THE five-year-old Selangor Development Guideline has been cited as a contributory factor to high property prices in the state.
Some quarters called for the review of the guideline by the Selangor’s Town and Country Planning Department (JPBD) although a review was done in 2010.
While some argued that the guideline on the setbacks for buildings had added to the cost of construction, others felt the requirements were a necessity to ensure sustainable living.
Selangor Real Estate and Housing Developers’ Association Malaysia (Rehda) chairman Datuk Khor Chap Jen said the issue of high property cost had long been discussed among developers, both big and small.
Factors that need to be relooked, he said, included the rigid setbacks for buildings and the use of green space.
Under the current guideline, there was a need for a 10ft boundary and an additional 10ft of green space for bungalow units.
This, he said, forced the architects to push the green space to one side for maximum space use for bungalows and terrace houses.
“These days, it is difficult to find a parcel of land that is more than 0.8ha in urban areas.
“The lack of space is already limiting the number of developments, so green space guidelines should be relooked,” added Khor.
One of the options, he said, was to consider pockets of green spaces for homeowners.
“Why limit the space and tie the hands of the planners and architects to be creative?
“If there is a rule of allotting 10% of land, then it would be better to just leave it up to the ingenuity of the architects,” he added.
Another rule that needed to be changed is the requirement for visitor carparks in apartments and condominiums.
He said the developers had to build 40% of visitor carparks of the total number of units. This is excessive.
“Based on our studies, there are usually not more than 10% of visitors at any one time.
“We end up giving up the space to the management committee who in turn rents it out or sells it to residents,” he added.
The loss of space to the structural carparks, he said, also added to the end cost.
Khor’s sentiments were echoed by a Selangor local councillor who received complaints from developers and small factory owners facing difficulties during the planning stages.
“Land, these days, are scarce and only pocket developments can be seen in town centres.
“Most factory developers, for example only have half an acre (0.2ha) and these extra fringes only reduce the building size,” he added.
A half an acre single factory would be 100ft x 100ft and required 40ft setback in front, 20ft each for the sides, and another 25ft for the back.
There is also a tree planting perimeter of 10ft for the sides and the back.
This leaves a floor space of 40ft x 30ft.
The councillor suggested including the tree planting perimeter in the setbacks to save space.
“Even link houses have set-backs in the back lanes of 15ft for the benefit of the Fire and Rescue Department, but the truck cannot access the area if residents fence up access to the backlane for fear of thieves and robbers,” he added.
The councillor said the problem should be discussed with the Fire and Rescue Department to see if the size of the backlane could be reduced while still adhering to the safety standards.
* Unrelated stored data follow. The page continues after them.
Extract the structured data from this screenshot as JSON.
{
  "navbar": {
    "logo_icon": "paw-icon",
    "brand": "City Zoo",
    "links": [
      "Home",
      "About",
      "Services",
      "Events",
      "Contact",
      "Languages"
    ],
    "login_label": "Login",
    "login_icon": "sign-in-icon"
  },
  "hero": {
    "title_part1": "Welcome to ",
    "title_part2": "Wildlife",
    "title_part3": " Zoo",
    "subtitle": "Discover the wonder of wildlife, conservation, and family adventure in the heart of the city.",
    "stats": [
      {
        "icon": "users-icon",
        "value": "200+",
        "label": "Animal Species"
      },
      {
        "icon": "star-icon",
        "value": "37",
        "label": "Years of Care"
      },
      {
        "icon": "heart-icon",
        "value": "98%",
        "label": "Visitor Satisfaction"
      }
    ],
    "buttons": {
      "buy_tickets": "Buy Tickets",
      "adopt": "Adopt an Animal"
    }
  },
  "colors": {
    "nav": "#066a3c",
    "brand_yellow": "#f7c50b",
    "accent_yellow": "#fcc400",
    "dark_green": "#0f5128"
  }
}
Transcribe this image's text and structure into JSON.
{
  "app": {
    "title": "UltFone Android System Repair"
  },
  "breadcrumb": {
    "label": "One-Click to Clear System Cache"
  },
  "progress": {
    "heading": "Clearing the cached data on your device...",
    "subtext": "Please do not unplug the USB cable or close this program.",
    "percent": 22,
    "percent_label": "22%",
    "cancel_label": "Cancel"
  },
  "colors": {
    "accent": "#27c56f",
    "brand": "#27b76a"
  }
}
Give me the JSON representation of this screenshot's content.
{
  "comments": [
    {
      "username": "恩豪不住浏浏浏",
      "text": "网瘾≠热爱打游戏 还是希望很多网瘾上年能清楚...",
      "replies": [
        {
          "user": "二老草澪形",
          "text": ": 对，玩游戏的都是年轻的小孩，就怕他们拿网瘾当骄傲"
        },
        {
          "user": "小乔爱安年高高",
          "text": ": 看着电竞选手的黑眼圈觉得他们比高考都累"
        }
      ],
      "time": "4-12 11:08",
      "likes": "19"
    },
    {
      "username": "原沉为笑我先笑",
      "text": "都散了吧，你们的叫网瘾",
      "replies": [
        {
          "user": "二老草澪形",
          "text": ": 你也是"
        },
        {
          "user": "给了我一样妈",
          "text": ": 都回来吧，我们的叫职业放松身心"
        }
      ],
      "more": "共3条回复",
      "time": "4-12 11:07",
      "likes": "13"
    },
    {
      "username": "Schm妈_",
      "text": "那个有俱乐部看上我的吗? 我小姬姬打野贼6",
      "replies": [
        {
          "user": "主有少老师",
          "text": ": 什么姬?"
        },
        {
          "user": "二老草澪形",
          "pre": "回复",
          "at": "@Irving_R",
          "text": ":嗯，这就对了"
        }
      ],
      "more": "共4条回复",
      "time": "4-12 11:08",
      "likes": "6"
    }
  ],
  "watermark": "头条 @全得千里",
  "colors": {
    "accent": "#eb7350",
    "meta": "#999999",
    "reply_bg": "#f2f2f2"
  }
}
“If this can be done, the developer’s land cost can be reduced and this will bring down house prices,” he said.
Better living conditions
House Buyers Association legal advisor and planning law expert, Derek Fernandez agreed that the guideline needed a review but with more land allocated for the building setbacks as form of sustainable development.
“In fact they would have to revise to ensure more open space, and more carparks for owner and visitors at condominiums.
“The evidence on the ground clearly suggests parking spaces must be increased as households have more cars.
“The old formula of assuming one parking lot per unit is unrealistic,” he added.
On the setbacks for houses, Fernandez said they were vital as they helped reduce heat reflecting into neighbours’ houses and allow green area to absorb water and provide a fire break.
Fernandez said guidelines ensure that profits do not overide the sustainability and quality of life of home buyers and the surrounding environment they live in.
Cutting corners, he stressed was not the solution for lower price housing, citing low-cost housing as examples of how cost cutting had turned cheaper housing into urban slums with no proper amenities, parking or setbacks.
“Furthermore government land development bodies should not be competing with the private sector for the same market segment instead of concentrating on their core function to provide public and social housing.
“Passing these obligations on to the private sector will inevitably increase house prices.
“The guidelines should be revised to improve this rather than just increase saleable areas,” he added.
His sentiments were echoed by a private developer who wished to remain anonymous,
“These setbacks are determined jointly by JPBD and by the Department of Environment for health and environmental considerations.
“This is less of a concern to us because as a responsible developer, we would not want to build residential units too close to industrial property as it will have a negative health effect,” he added.
Despite the conflicting thoughts on the guidelines and its impact on the cost of houses, both Rehda and Fernandez agreed that the guideline imposed for lower ground floor units should be relooked as well.
The guideline says the ground floor should be reserved for the disabled community alone or to hold community activities.
While Khor suggested that the state consider allowing others such as senior citizens to buy the units, Fernandez said the rule should be abolished.